Community purpose central to Base Village in Snowmass review
The Aspen Times
Editor’s note: This is the first part of a multi-part series about the town of Snowmass Village’s review of proposed amendments to the stalled Base Village project.
An aquatic center planned for Base Village has proven to be a sticking point as the Town Council and the developer work to get the stalled project moving again.
Base Village developer Related is seeking to downsize and relocate the facility, a “community purpose” amenity that was agreed to when the town approved the project in 2004. Ensuring that the community will still benefit from the new facility is so important to the Town Council that in November, it denied a request by Related to waive the first phase of the land-use review process so that more time could be spent on making sure the developer was holding up its end of the bargain, among other issues.

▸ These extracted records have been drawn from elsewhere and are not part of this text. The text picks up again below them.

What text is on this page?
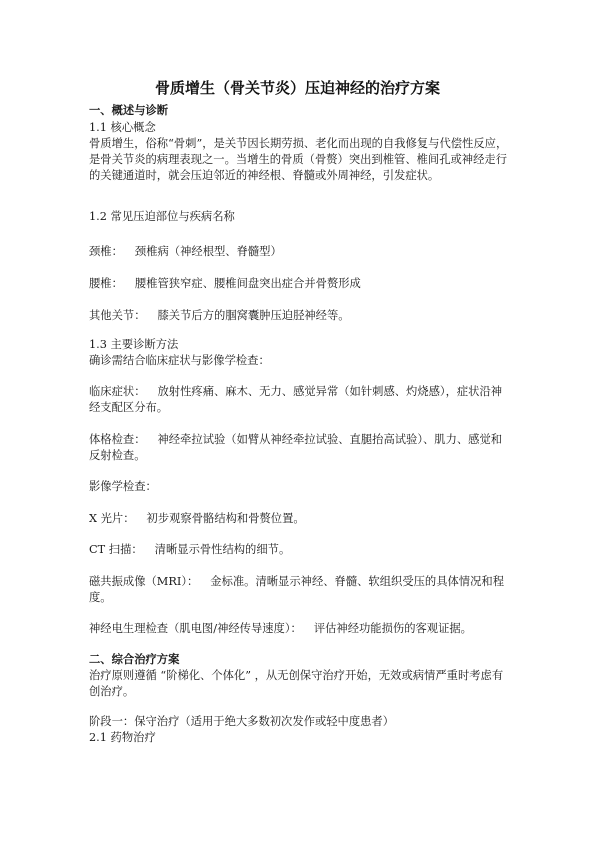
骨质增生（骨关节炎）压迫神经的治疗方案
一、概述与诊断
1.1 核心概念

骨质增生，俗称“骨刺”，是关节因长期劳损、老化而出现的自我修复与代偿性反应，是骨关节炎的病理表现之一。当增生的骨质（骨赘）突出到椎管、椎间孔或神经走行的关键通道时，就会压迫邻近的神经根、脊髓或外周神经，引发症状。

1.2 常见压迫部位与疾病名称
颈椎： 颈椎病（神经根型、脊髓型）
腰椎： 腰椎管狭窄症、腰椎间盘突出症合并骨赘形成
其他关节： 膝关节后方的腘窝囊肿压迫胫神经等。
1.3 主要诊断方法
确诊需结合临床症状与影像学检查：

临床症状： 放射性疼痛、麻木、无力、感觉异常（如针刺感、灼烧感），症状沿神经支配区分布。

体格检查： 神经牵拉试验（如臂从神经牵拉试验、直腿抬高试验）、肌力、感觉和反射检查。

影像学检查：
X 光片： 初步观察骨骼结构和骨赘位置。
CT 扫描： 清晰显示骨性结构的细节。

磁共振成像（MRI）： 金标准。清晰显示神经、脊髓、软组织受压的具体情况和程度。

神经电生理检查（肌电图/神经传导速度）： 评估神经功能损伤的客观证据。
二、综合治疗方案

治疗原则遵循 “阶梯化、个体化” ，从无创保守治疗开始，无效或病情严重时考虑有创治疗。

阶段一：保守治疗（适用于绝大多数初次发作或轻中度患者）
2.1 药物治疗
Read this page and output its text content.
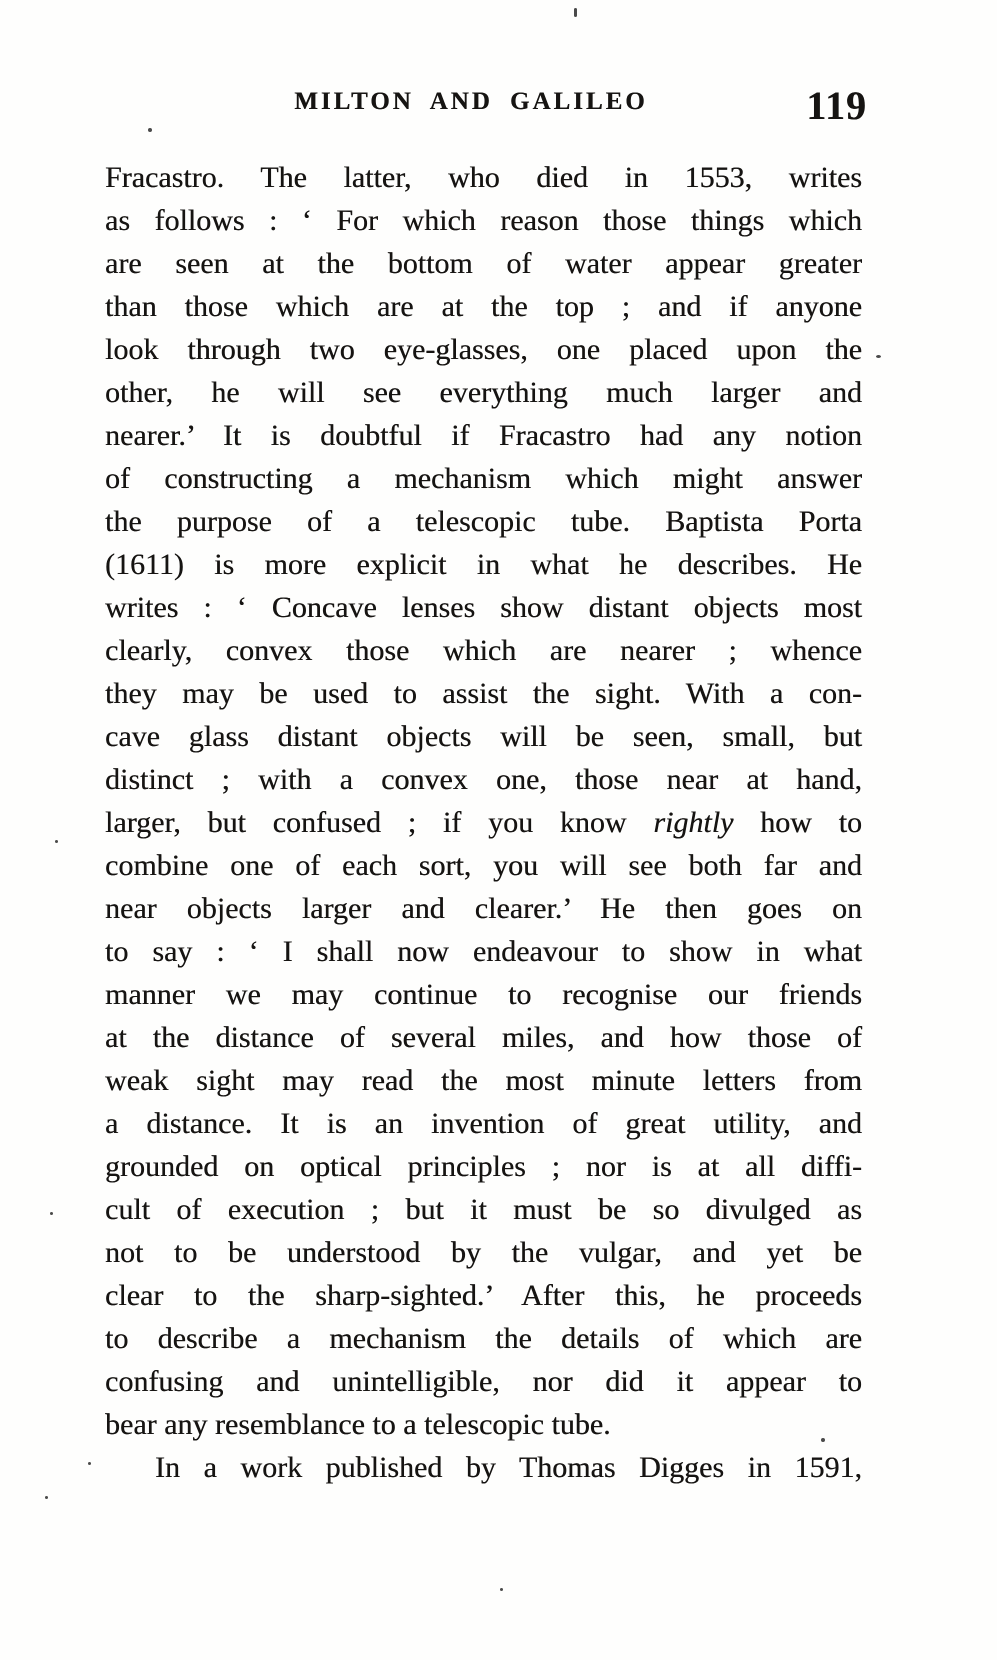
MILTON AND GALILEO	119
Fracastro. The latter, who died in 1553, writes
as follows : ‘ For which reason those things which
are seen at the bottom of water appear greater
than those which are at the top ; and if anyone
look through two eye-glasses, one placed upon the
other, he will see everything much larger and
nearer.’ It is doubtful if Fracastro had any notion
of constructing a mechanism which might answer
the purpose of a telescopic tube. Baptista Porta
(1611) is more explicit in what he describes. He
writes : ‘ Concave lenses show distant objects most
clearly, convex those which are nearer ; whence
they may be used to assist the sight. With a con-
cave glass distant objects will be seen, small, but
distinct ; with a convex one, those near at hand,
larger, but confused ; if you know rightly how to
combine one of each sort, you will see both far and
near objects larger and clearer.’ He then goes on
to say : ‘ I shall now endeavour to show in what
manner we may continue to recognise our friends
at the distance of several miles, and how those of
weak sight may read the most minute letters from
a distance. It is an invention of great utility, and
grounded on optical principles ; nor is at all diffi-
cult of execution ; but it must be so divulged as
not to be understood by the vulgar, and yet be
clear to the sharp-sighted.’ After this, he proceeds
to describe a mechanism the details of which are
confusing and unintelligible, nor did it appear to
bear any resemblance to a telescopic tube.
In a work published by Thomas Digges in 1591,
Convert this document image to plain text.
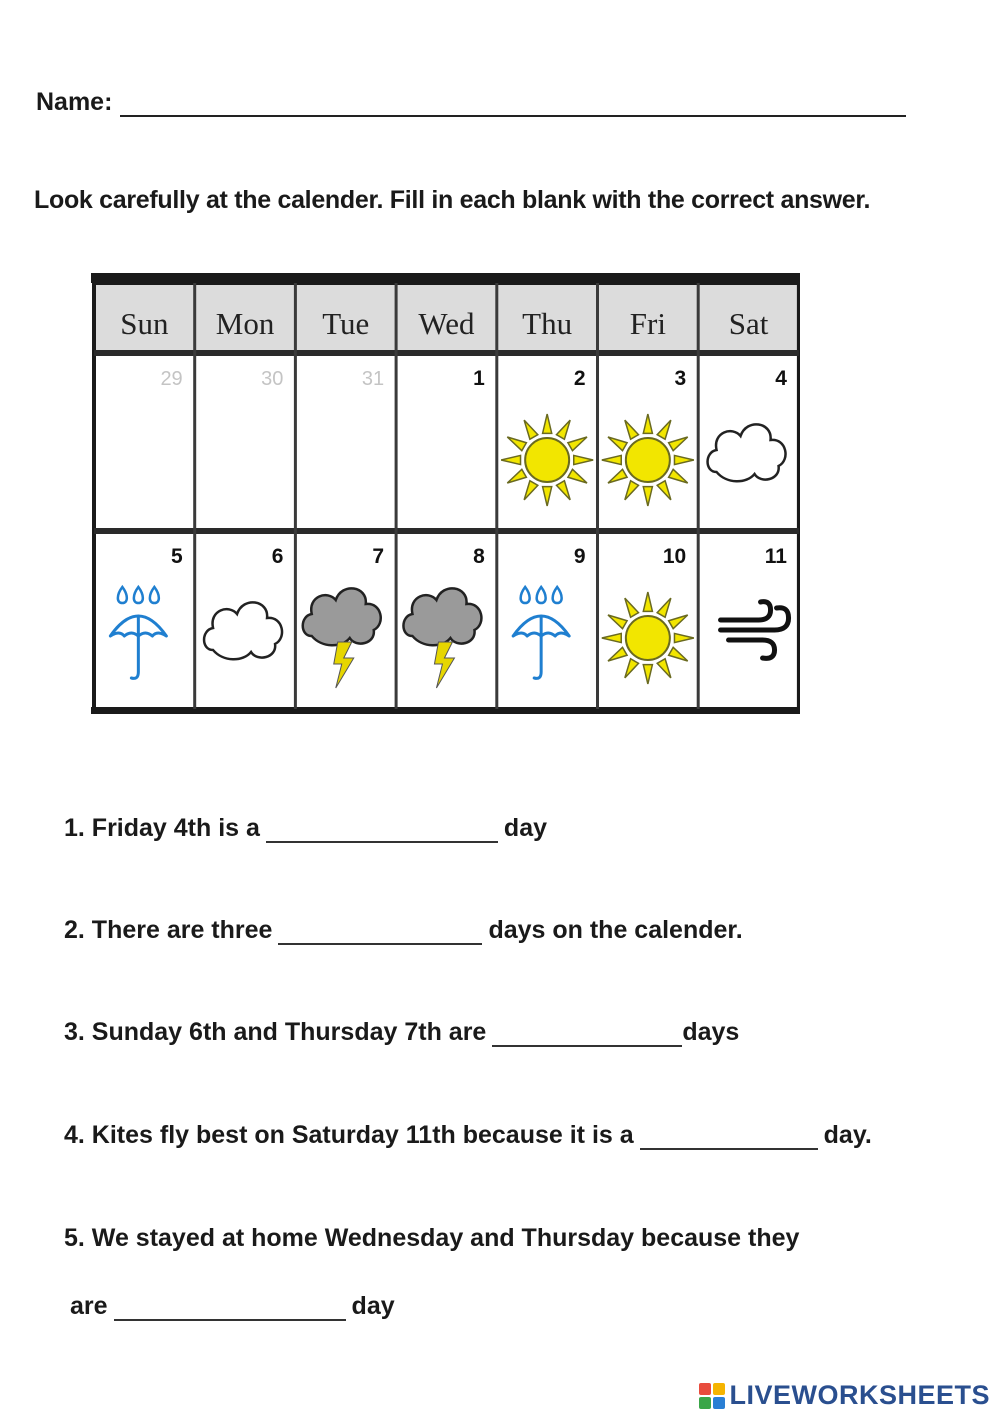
Name:
Look carefully at the calender. Fill in each blank with the correct answer.
Sun Mon Tue Wed Thu Fri Sat
29	30	31	1	2	3	4
5	6	7	8	9	10	11
1. Friday 4th is a	day
2. There are three	days on the calender.
3. Sunday 6th and Thursday 7th are	days
4. Kites fly best on Saturday 11th because it is a	day.
5. We stayed at home Wednesday and Thursday because they
are	day
LIVEWORKSHEETS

Denying that request has already slowed Base Village progress: The land-use review won’t move as quickly now, meaning that new construction will likely be delayed from this summer until 2016. That first phase of review, called a “sketch plan” in the town’s code, starts Monday with a joint meeting of the council and planning commission.
What’s in question
Community purposes, as defined in the town’s land-use code, are benefits a developer can provide in exchange for council leniency on how much it can build on a site or on dimensional limitations. When the Town Council approved the Base Village project in 2004, it allowed for the site to achieve more than 100 percent buildout — as opposed to the 65 percent that would normally be allowed — and also granted some variances on height limitations, employee housing and parking, among other construction elements.
In exchange, Aspen Skiing Co. — the original developer — agreed to several community purposes, including the aquatic center, said senior planner Jim Wahlstrom. Many have already been fulfilled, including enhancements made in the Brush Creek corridor, better design, improvements to Holy Cross Energy’s facilities, a $1 million contribution to the construction of the recreation center, an additional lane on Brush Creek Road, Snowmass ski area’s two gondolas and other on-mountain improvements, Wahlstrom said.
In its new application, Related is seeking to downsize the pool facility and relocate it adjacent to Skico’s proposed Limelight Hotel, which will also provide food and beverage service to the amenity. The pool would be free to Base Village owners — some of whom have said publicly that they purchased under the assumption that they would have access to an aquatic center — and guests. Residents and other visitors would be able to use it for a fee comparable with that of the recreation center.
The code calls for community-purpose public facilities to “meet the needs not only of project residents, but also of other residents of and visitors to the Town.” Related representatives point out that the amenity does meet the requirement of being open to everyone, but many residents and some Town Council and town staff members no longer see it as the best benefit Related could provide, since residents are more likely to use the facilities at the recreation center.
During public meetings this summer and fall, many residents and businesspeople have named alternative community purposes Related could provide, such as a permanent home for the Ice Age Discovery Center, a performing-arts center and an ice-skating rink that could double as a miniature golf course, and they question why the developer didn’t include more of those ideas in its application.
Members of the Related team think moving the pool to the heart of Base Village will make access to it more convenient. Dwayne Romero, president of Related Colorado, also pointed out in December that it will be closer to existing Base Village retail and dining establishments and will likely drive more business their way.
“That’s a broader perspective” than just looking at whether full-time residents will use the pool, he said.
A new home for the Ice Age Discovery Center also is included in the amendments Related is proposing. Romero said he considers the center an alternative or additional community purpose, as well.
The town’s code doesn’t include any specifications as to how big or how costly the community purpose public facilities must be, Woods said. It will be up to the Town Council to determine whether the pool and the discovery center qualify as the new community-purpose amenity in Base Village.